Automatically available on all services - No configuration required:
- Web Scraping API
- Screenshot API
- Crawler API
- Cloud Browser Service
Web Scraping API
HTTP/3, QUIC, and UDP protocols now automatically enabled. Our infrastructure has been upgraded to support next-generation web protocols for enhanced fingerprint accuracy and stealth.
What's new:
- Curlium HTTP/3 Support - HTTP client library upgraded with HTTP/3, QUIC, and UDP protocol support
- Proxy Network HTTP/3 - Residential, datacenter, and mobile proxies now support HTTP/3/QUIC/UDP
- Automatic Protocol Negotiation - Seamless fallback to HTTP/2 or HTTP/1.1 when needed
- Zero Configuration - Available automatically on Web Scraping API, Screenshot API, Crawler API, and Cloud Browser Service
Why HTTP/3 matters for stealth:
HTTP/3 and QUIC enable better fingerprint matching with real browsers and improved performance through reduced latency and connection overhead. Since HTTP/3 is increasingly adopted by major websites and CDNs, using these protocols helps your requests blend in with legitimate traffic, reducing the risk of detection on websites that analyze protocol-level fingerprints.
All proxy types now support these protocols without any additional configuration.
2026-01-07
Python SDK
Python SDK 0.8.24 released.
Update instructions:
- Install specific version:
pip install scrapfly-sdk==0.8.24 - Upgrade to latest:
pip install --upgrade scrapfly-sdk
2026-01-04
Antibot Detector
Antibot Detector 2.4 released.
- Fix badge/popup desync - Popup now correctly shows detection results when badge displays count
- Root cause: Badge updates early (in processDetectionData), but cache write happens later (in finalizeDetection)
- Fix: Check badge count and use
state.mainDatadirectly without waiting forstate.expiry - Fix "Extension context invalidated" errors - Logger now gracefully handles extension reload
- Fix memory leaks - Clean up
finalizationDebounceandbatchProcessingFlagsMaps on tab close/URL change
The Chrome extension for detecting antibot protection has been updated.
2025-12-22
Screenshot API
Vision Deficiency Simulation now available for accessibility testing. Capture screenshots that simulate how web pages appear to users with various visual impairments, enabling WCAG, ADA, and Section 508 compliance testing.
Supported vision deficiency types:
- Deuteranopia - Red-green color blindness (green-blind), affects ~6% of males
- Protanopia - Red-green color blindness (red-blind), affects ~2% of males
- Tritanopia - Blue-yellow color blindness
- Achromatopsia - Complete color blindness (monochromacy)

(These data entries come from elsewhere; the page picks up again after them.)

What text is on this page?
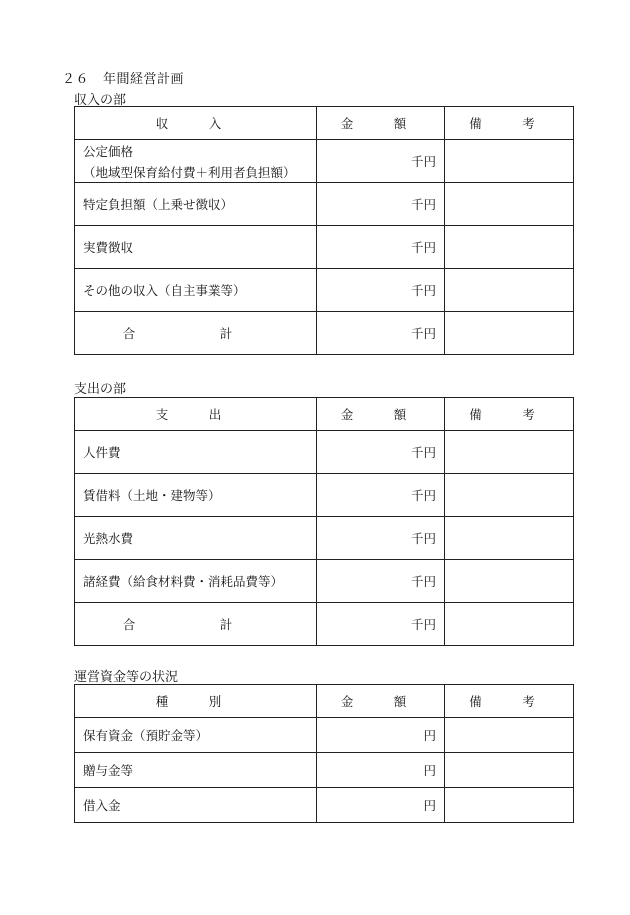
２６ 年間経営計画
収入の部
収　入	金　額	備　考
公定価格
（地域型保育給付費＋利用者負担額）	千円	
特定負担額（上乗せ徴収）	千円	
実費徴収	千円	
その他の収入（自主事業等）	千円	
合　計	千円	
支出の部
支　出	金　額	備　考
人件費	千円	
賃借料（土地・建物等）	千円	
光熱水費	千円	
諸経費（給食材料費・消耗品費等）	千円	
合　計	千円	
運営資金等の状況
種　別	金　額	備　考
保有資金（預貯金等）	円	
贈与金等	円	
借入金	円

- Blurred Vision - Simulates uncorrected refractive errors
Use the vision_deficiency parameter to test your pages for accessibility compliance.
Dashboard
Screenshot API Visual Player now available. A dedicated interactive playground for the Screenshot API, allowing you to configure, test, and preview screenshot captures directly in your browser.
Key features:
- Live Preview - See screenshot results instantly with full-size image preview
- All Parameters - Configure capture mode (fullpage, viewport, element selector), resolution, format (JPG, PNG, WebP, GIF), and rendering options
- Visual Options - Dark mode, banner blocking, print media format, and image loading controls
- Cost Estimation - Real-time API credit cost estimation with bandwidth warnings
- Code Snippets - Auto-generated code snippets for Python, TypeScript, Go, and cURL
- Webhook Support - Test asynchronous screenshot requests with webhook integration
- Log Replay - Replay previous screenshot requests directly from the monitoring log
2025-12-19
Extraction API
Enhanced AI Extraction with Structured Output. Our AI-powered extraction engine has been significantly upgraded to deliver more accurate and reliable structured data.
Key improvements:
- Guaranteed Schema Compliance - Extracted data now strictly adheres to the defined schema structure, eliminating malformed outputs
- Smarter Computed Fields - Enhanced intelligence for derived fields like sentiment analysis, date formatting, and currency normalization
- Automatic Currency Detection - Currency symbols are now automatically converted to ISO3 codes (e.g., $ → USD, € → EUR, £ → GBP)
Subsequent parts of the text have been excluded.